Shopping Centre
Footfall drops
Published:  23 May, 2017

Springboard records further fall in pedestrian traffic

The drop in footfall of -1.3 per cent across UK retail destinations last week, whilst still relatively modest, was nearly double the magnitude of drop recorded last year when footfall declined by just -0.7 per cent. Unusually, given the recent increasing resilience of high streets, all of the reduction in overall performance was driven by a decline in high street footfall of -2.3 per cent compared with +0.1 per cent in 2016. In part this may be due to the rainy weather last week which inevitably deters shoppers from visiting external destinations. This would appear to be a logical explanation as in contrast, footfall in shopping centres improved – albeit still negative at -1.5 per cent, but a better performance than the -3 per cent recorded last year.

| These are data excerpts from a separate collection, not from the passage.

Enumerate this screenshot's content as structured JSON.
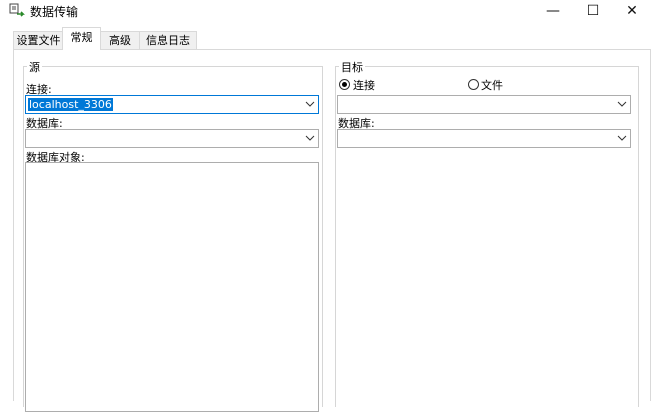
{
  "window": {
    "title": "数据传输",
    "minimize": "—",
    "maximize": "☐",
    "close": "✕"
  },
  "tabs": [
    {
      "label": "设置文件"
    },
    {
      "label": "常规"
    },
    {
      "label": "高级"
    },
    {
      "label": "信息日志"
    }
  ],
  "active_tab": "常规",
  "source": {
    "group_title": "源",
    "connection_label": "连接:",
    "connection_value": "localhost_3306",
    "database_label": "数据库:",
    "database_value": "",
    "objects_label": "数据库对象:"
  },
  "target": {
    "group_title": "目标",
    "radio_connection": "连接",
    "radio_file": "文件",
    "selected": "连接",
    "connection_value": "",
    "database_label": "数据库:",
    "database_value": ""
  },
  "colors": {
    "selection": "#0078d7",
    "border": "#adadad"
  }
}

The rationale of last week's rainy weather impacting footfall has even greater weight when looking at results across the UK - in both high streets and shopping centres, footfall dropped in the same number of geographies but it was the magnitude of drop in individual areas that made the difference. In high streets, the greatest influence was a drop in footfall in Greater London of -3.0 per cent compared with a rise of +1.2 per cent last year - this area generates the greatest volume of footfall and so has a greater than average weighting towards the overall result. Unfortunately this was exacerbated by footfall in other geographies also declining by more than last year, for example -5.0 per cent in Wales compared with just -0.1 per cent last year, and -5.6 per cent in the East Midlands compared with +.04 per cent in 2016.